In the Catholic Church, the word "Magisterium" refers to the teaching authority of the church. This authority is understood to be embodied in the episcopacy, which is the aggregation of the current bishops of the church, led by the Bishop of Rome (the Pope), who has authority over the bishops, individually and as a body, as well as over each and every Catholic directly.That apostolic primacy which the Roman Pontiff possesses as successor of Peter, the prince of the apostles, includes also the supreme power of teaching. This Holy See has always maintained this, the constant custom of the Church demonstrates it, and the ecumenical councils, particularly those in which East and West met in the union of faith and charity, have declared it.

=== Ex cathedra ===
There is a distinction between the Solemn Magisterium and the Ordinary Magisterium.
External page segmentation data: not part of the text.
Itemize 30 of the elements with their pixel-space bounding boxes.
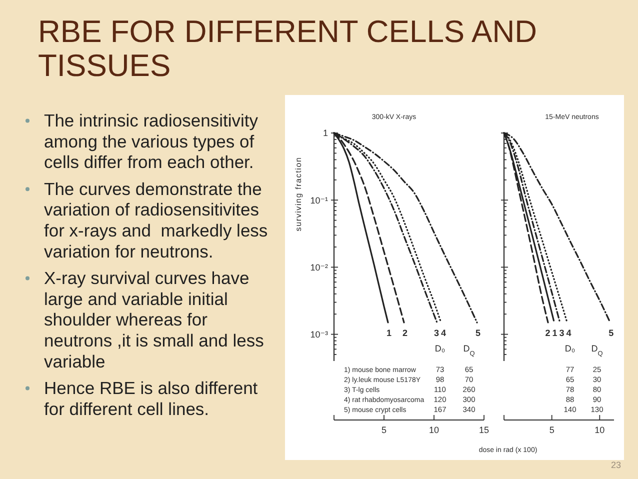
series-label: 2 — [402, 328, 408, 338]
x-tick-label: 10 — [594, 425, 605, 435]
series-label: 4 — [566, 328, 572, 338]
annotation: D$_{Q}$ — [591, 344, 603, 357]
series-label: 5 — [475, 328, 481, 338]
text: X-ray survival curves have large and variable initial shoulder whereas for neutrons ,it is small and less variable — [44, 268, 264, 372]
y-tick-label: 1 — [322, 128, 328, 138]
y-axis-title: surviving fraction — [294, 156, 303, 232]
series-label: 1 — [552, 328, 558, 338]
text: 23 — [610, 460, 622, 470]
annotation: D₀ — [434, 344, 446, 354]
x-tick-label: 15 — [478, 425, 490, 435]
series-label: 1 — [386, 328, 392, 338]
text: The intrinsic radiosensitivity among the various types of cells differ from each other. — [44, 110, 258, 172]
series-label: 4 — [440, 328, 446, 338]
text: RBE FOR DIFFERENT CELLS AND TISSUES — [38, 14, 537, 83]
x-tick-label: 5 — [381, 425, 387, 435]
text: Hence RBE is also different for different cell lines. — [44, 378, 258, 419]
x-tick-label: 10 — [428, 425, 440, 435]
y-tick-label: 10⁻² — [310, 262, 328, 272]
annotation: D$_{Q}$ — [463, 344, 475, 357]
y-tick-label: 10⁻¹ — [310, 195, 328, 206]
series-label: 3 — [434, 328, 440, 338]
x-tick-label: 5 — [549, 425, 554, 435]
series-label: 3 — [559, 328, 564, 338]
series-label: 5 — [608, 328, 614, 338]
text: The curves demonstrate the variation of radiosensitivites for x-rays and markedly less variation for neutrons. — [44, 178, 268, 262]
y-tick-label: 10⁻³ — [310, 330, 328, 340]
annotation: D₀ — [564, 344, 576, 354]
series-label: 2 — [545, 328, 550, 338]
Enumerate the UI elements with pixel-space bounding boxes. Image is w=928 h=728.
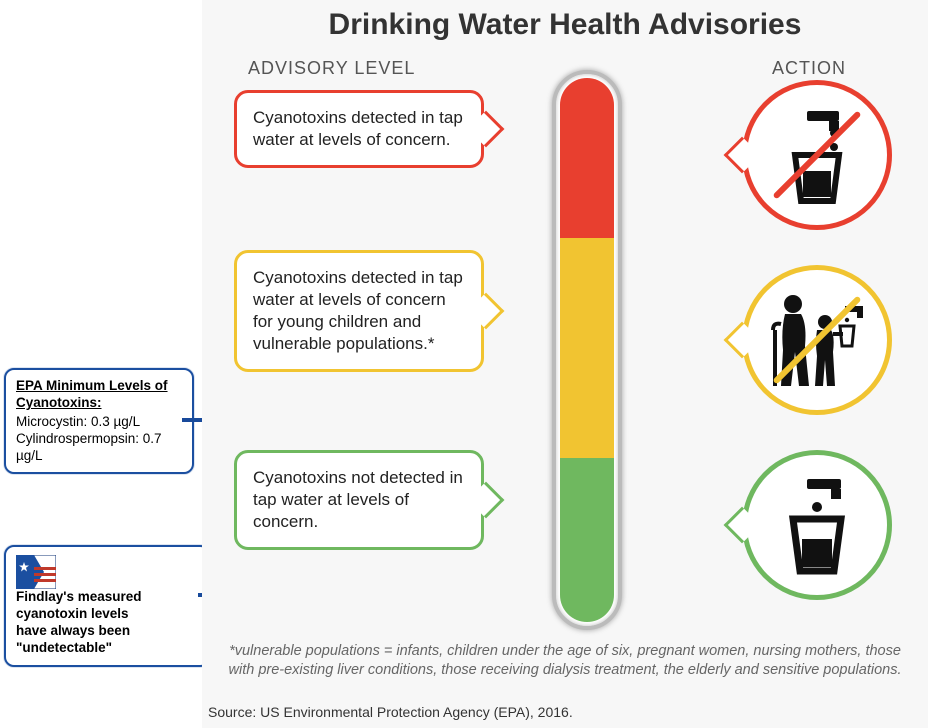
advisory-yellow-text: Cyanotoxins detected in tap water at lev… xyxy=(253,268,463,353)
thermo-seg-green xyxy=(560,458,614,622)
advisory-yellow: Cyanotoxins detected in tap water at lev… xyxy=(234,250,484,372)
callout-epa-header: EPA Minimum Levels of Cyanotoxins: xyxy=(16,378,182,412)
advisory-red-notch xyxy=(468,111,505,148)
advisory-green-notch xyxy=(468,482,505,519)
footnote: *vulnerable populations = infants, child… xyxy=(226,642,904,680)
flag-icon xyxy=(16,555,56,589)
main-panel: Drinking Water Health Advisories ADVISOR… xyxy=(202,0,928,728)
action-yellow-notch xyxy=(724,322,761,359)
action-yellow xyxy=(742,265,892,415)
thermometer xyxy=(552,70,622,630)
callout-epa: EPA Minimum Levels of Cyanotoxins: Micro… xyxy=(4,368,194,474)
advisory-green-text: Cyanotoxins not detected in tap water at… xyxy=(253,468,463,531)
action-green-notch xyxy=(724,507,761,544)
action-green xyxy=(742,450,892,600)
thermo-seg-red xyxy=(560,78,614,238)
action-red-notch xyxy=(724,137,761,174)
callout-epa-line-1: Microcystin: 0.3 µg/L xyxy=(16,414,182,431)
action-red xyxy=(742,80,892,230)
col-head-advisory: ADVISORY LEVEL xyxy=(248,58,415,79)
thermo-seg-yellow xyxy=(560,238,614,458)
advisory-yellow-notch xyxy=(468,293,505,330)
advisory-green: Cyanotoxins not detected in tap water at… xyxy=(234,450,484,550)
callout-findlay-text: Findlay's measured cyanotoxin levels hav… xyxy=(16,589,156,657)
page-title: Drinking Water Health Advisories xyxy=(202,0,928,42)
advisory-red-text: Cyanotoxins detected in tap water at lev… xyxy=(253,108,463,149)
advisory-red: Cyanotoxins detected in tap water at lev… xyxy=(234,90,484,168)
drink-ok-icon xyxy=(767,475,867,575)
source-text: Source: US Environmental Protection Agen… xyxy=(208,704,573,720)
callout-findlay: Findlay's measured cyanotoxin levels hav… xyxy=(4,545,210,667)
callout-epa-line-2: Cylindrospermopsin: 0.7 µg/L xyxy=(16,431,182,465)
col-head-action: ACTION xyxy=(772,58,846,79)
When the Pope issues a dogmatic definition, he is speaking ex cathedra in an exercise of the Solemn Magisterium. Ex cathedra means literally "from the chair"; it is a theological term which signifies authoritative teaching and is more particularly applied to the definitions given by the Roman pontiff. The second form of Church teaching, the Ordinary Magisterium, is continually exercised by the Church especially in her universal teaching regarding with faith and morals.

For a Papal statement to be considered "ex cathedra" it must be made by the Pope as supreme teacher and pastor of the entire church; it must be on a matter of faith and morals; and it must be definitive, and applicable to the universal church.

== Infallibility ==

Papal infallibility was thus formally defined in 1870, although the tradition behind this view goes back much further. In the conclusion of the fourth chapter of Pastor aeternus, the council declared the following:...We teach and define that it is a dogma divinely revealed that the Roman pontiff when he speaks ex cathedra, that is when in discharge of the office of pastor and doctor of all Christians, by virtue of his supreme Apostolic authority, he defines a doctrine regarding faith or morals to be held by the universal Church, by the Divine assistance promised to him in blessed Peter, is possessed of that infallibility with which the divine Redeemer willed that his Church should be endowed in defining doctrine regarding faith or morals, and that therefore such definitions of the Roman pontiff are of themselves, and not from the consent of the Church, irreformable.

The chapter was subject to two votes in July 1870. In the first on 13 July there were 601 voters: 451 affirmative, 62 conditional affirmative, and 88 negative. The latter groups were then permitted to leave; others left because of the imminent Franco-Prussian War. The final vote on 18 July saw 433 affirmative and only two negative votes, from bishops Aloisio Riccio and Edward Fitzgerald.

According to Catholic theology, this is an infallible dogmatic definition by an ecumenical council. Because the 1870 definition is not seen by Catholics as a creation of the Church, but as the dogmatic definition of a truth about the Church Magisterium, Papal teachings made prior to the 1870 proclamation can, if they meet the criteria set out in the dogmatic definition, be considered infallible. Ineffabilis Deus is an example of this.

== Opposition and criticism ==

The Catholic priest August Bernhard Hasler wrote a detailed criticism of the First Vatican Council, presenting the passage of the infallibility definition as orchestrated. Mark E. Powell, in his examination of the topic from a Protestant point of view, writes: "August Hasler portrays Pius IX as an uneducated, abusive megalomaniac, and Vatican I as a council that was not free. Hasler, though, is engaged in heated polemic and obviously exaggerates his picture of Pius IX. Accounts like Hasler's, which paint Pius IX and Vatican I in the most negative terms, are adequately refuted by the testimony of participants at Vatican I".